Les faits se sont produits dans la ville nouvelle de Diamniadio, à une quarantaine de kilomètres à l'est de Dakar. Selon les premiers éléments disponibles, un groupe d'hommes armés s'est introduit de force au domicile d'un certain A. Sow, gérant d'un point Wave dans la localité, avant d'emporter les deux époux dans des circonstances encore à élucider. L'attaque a semé l'effroi dans le voisinage et mobilisé les forces de l'ordre.
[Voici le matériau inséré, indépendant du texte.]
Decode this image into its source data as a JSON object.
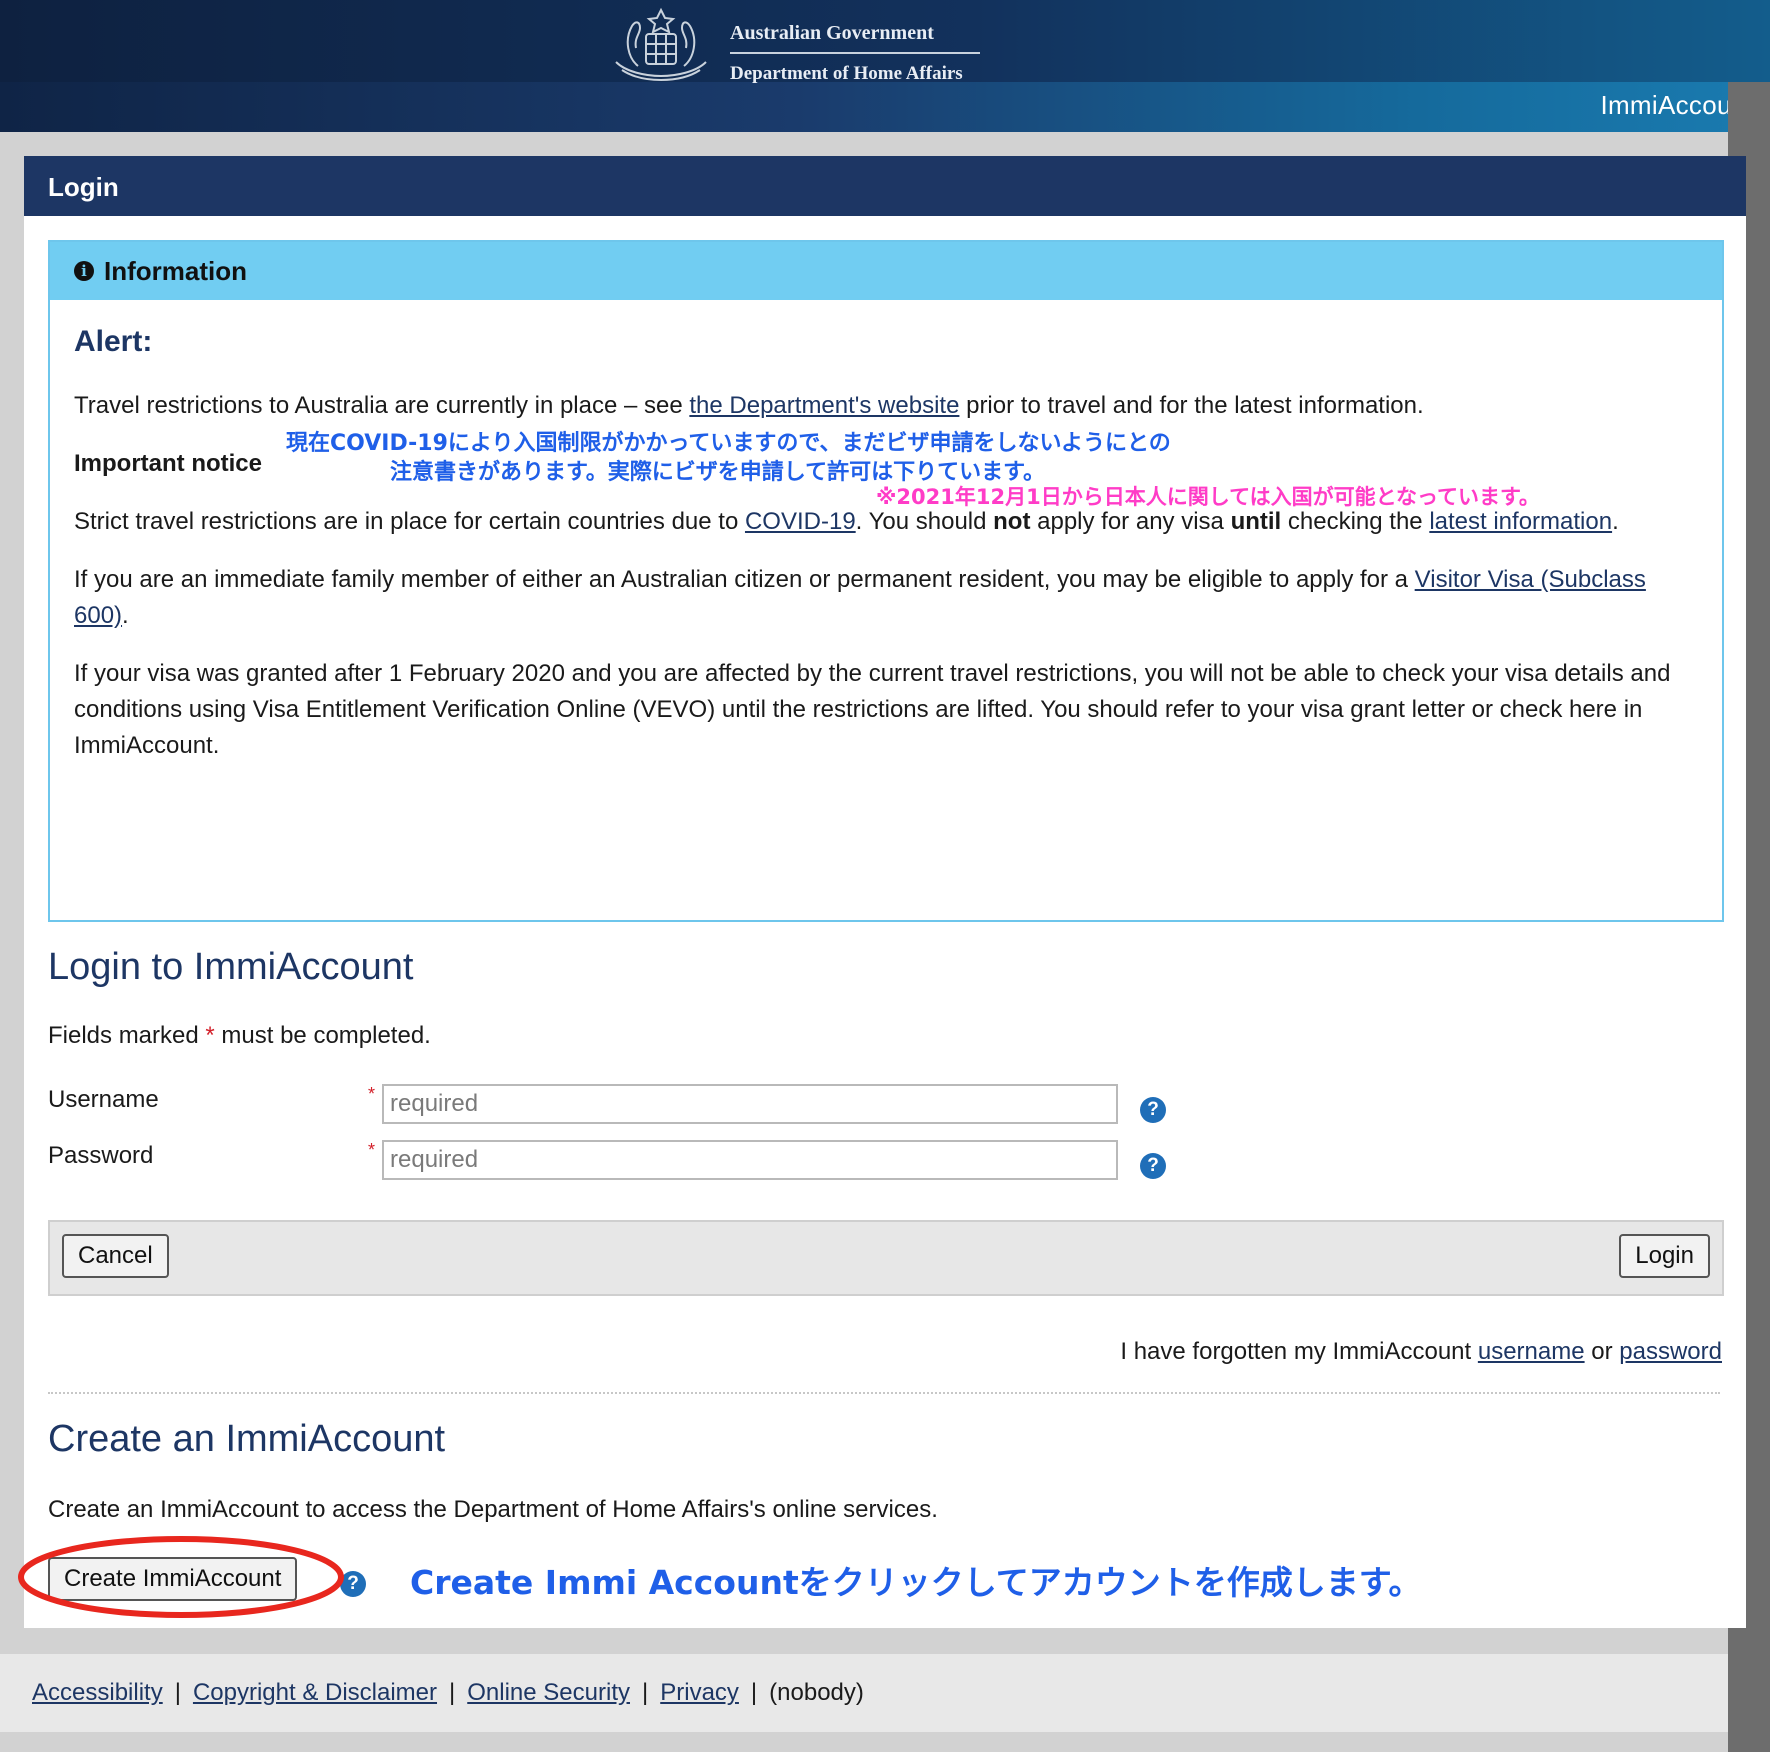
{
  "header": {
    "gov_line1": "Australian Government",
    "gov_line2": "Department of Home Affairs",
    "brand": "ImmiAccount"
  },
  "panel": {
    "title": "Login"
  },
  "info": {
    "heading": "Information",
    "alert_title": "Alert:",
    "p1_pre": "Travel restrictions to Australia are currently in place – see ",
    "p1_link": "the Department's website",
    "p1_post": " prior to travel and for the latest information.",
    "important": "Important notice",
    "p2_pre": "Strict travel restrictions are in place for certain countries due to ",
    "p2_link1": "COVID-19",
    "p2_mid1": ". You should ",
    "p2_bold1": "not",
    "p2_mid2": " apply for any visa ",
    "p2_bold2": "until",
    "p2_mid3": " checking the ",
    "p2_link2": "latest information",
    "p2_post": ".",
    "p3_pre": "If you are an immediate family member of either an Australian citizen or permanent resident, you may be eligible to apply for a ",
    "p3_link": "Visitor Visa (Subclass 600)",
    "p3_post": ".",
    "p4": "If your visa was granted after 1 February 2020 and you are affected by the current travel restrictions, you will not be able to check your visa details and conditions using Visa Entitlement Verification Online (VEVO) until the restrictions are lifted. You should refer to your visa grant letter or check here in ImmiAccount."
  },
  "annotations": {
    "jp_line1": "現在COVID-19により入国制限がかかっていますので、まだビザ申請をしないようにとの",
    "jp_line2": "注意書きがあります。実際にビザを申請して許可は下りています。",
    "jp_pink": "※2021年12月1日から日本人に関しては入国が可能となっています。",
    "jp_create": "Create Immi Accountをクリックしてアカウントを作成します。"
  },
  "login": {
    "title": "Login to ImmiAccount",
    "fields_note_pre": "Fields marked ",
    "fields_note_star": "*",
    "fields_note_post": " must be completed.",
    "username_label": "Username",
    "username_placeholder": "required",
    "password_label": "Password",
    "password_placeholder": "required",
    "star": "*",
    "help": "?",
    "cancel_label": "Cancel",
    "login_label": "Login",
    "forgot_pre": "I have forgotten my ImmiAccount ",
    "forgot_username": "username",
    "forgot_or": " or ",
    "forgot_password": "password"
  },
  "create": {
    "title": "Create an ImmiAccount",
    "desc": "Create an ImmiAccount to access the Department of Home Affairs's online services.",
    "button_label": "Create ImmiAccount",
    "help": "?"
  },
  "footer": {
    "links": [
      "Accessibility",
      "Copyright & Disclaimer",
      "Online Security",
      "Privacy"
    ],
    "sep": "|",
    "user": "(nobody)"
  },
  "colors": {
    "header_navy": "#1d3664",
    "info_blue": "#71cdf2",
    "annotation_blue": "#1f5fe8",
    "annotation_pink": "#ff3cc7",
    "ring_red": "#e8271e"
  },
  "icons": [
    "coat-of-arms-icon",
    "info-icon",
    "help-icon"
  ]
}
Diamniadio, pensée comme une ville moderne et sécurisée, symbole du développement urbain voulu par les autorités sénégalaises depuis une décennie, voit ainsi son image écornée par cet acte de grand banditisme. Cette cité, qui concentre administrations, universités, industries et zones résidentielles en pleine expansion, attire une population croissante mais peine encore à se doter de dispositifs de sécurité de proximité suffisamment étoffés pour faire face à la criminalité urbaine.
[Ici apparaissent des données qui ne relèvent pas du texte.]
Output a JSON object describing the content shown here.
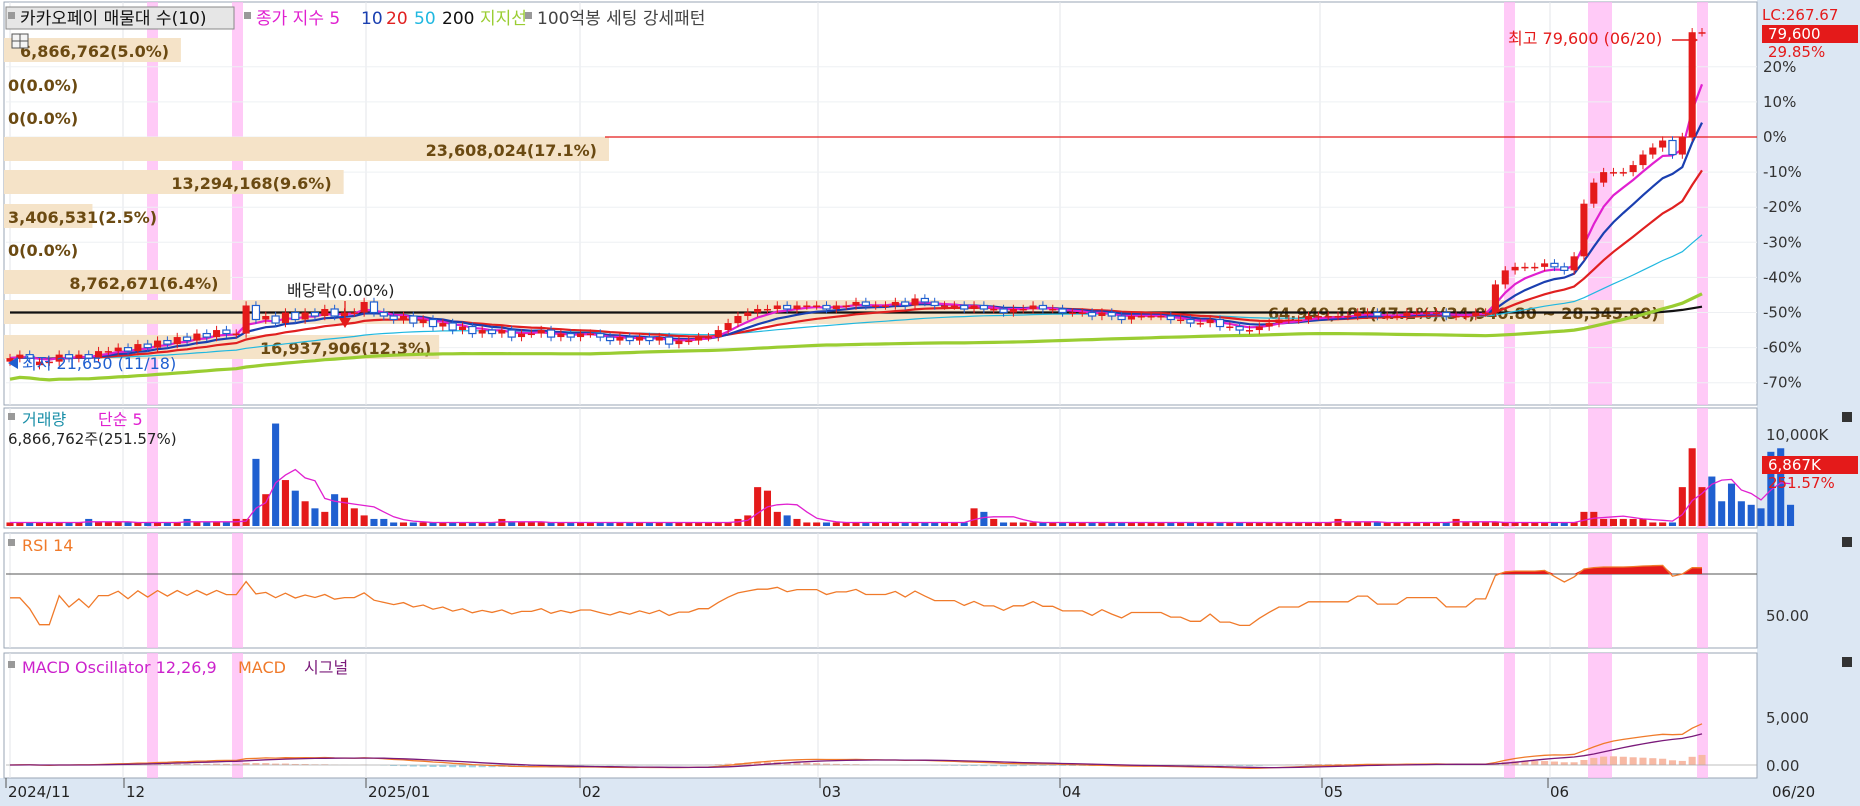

Ce type d'attaque ciblant les opérateurs de services de transfert d'argent mobile n'est pas inédit au Sénégal. Les gérants de points Wave, Orange Money ou Free Money sont régulièrement pris pour cible par des malfaiteurs qui les soupçonnent de détenir des liquidités importantes. La prolifération de ces points de services financiers mobiles, saluée pour son rôle dans l'inclusion financière des populations, expose en contrepartie leurs gérants à des risques physiques réels, souvent sous-estimés.
Le phénomène dépasse les frontières sénégalaises. Dans plusieurs pays d'Afrique de l'Ouest où le mobile money s'est imposé comme le premier outil bancaire des ménages, des attaques similaires contre des agents de transfert ont été recensées ces dernières années, au Mali, en Côte d'Ivoire ou au Burkina Faso. La question de la protection de ces petits acteurs économiques, véritables chevilles ouvrières de l'économie informelle, devient un enjeu de politique publique que les États peinent encore à saisir pleinement.
L'enquête ouverte par les services de sécurité devra établir les circonstances précises du rapt, déterminer si les auteurs avaient ciblé cette famille en raison de son activité professionnelle et, surtout, retrouver les victimes saines et sauves ; les prochaines heures s'annoncent décisives.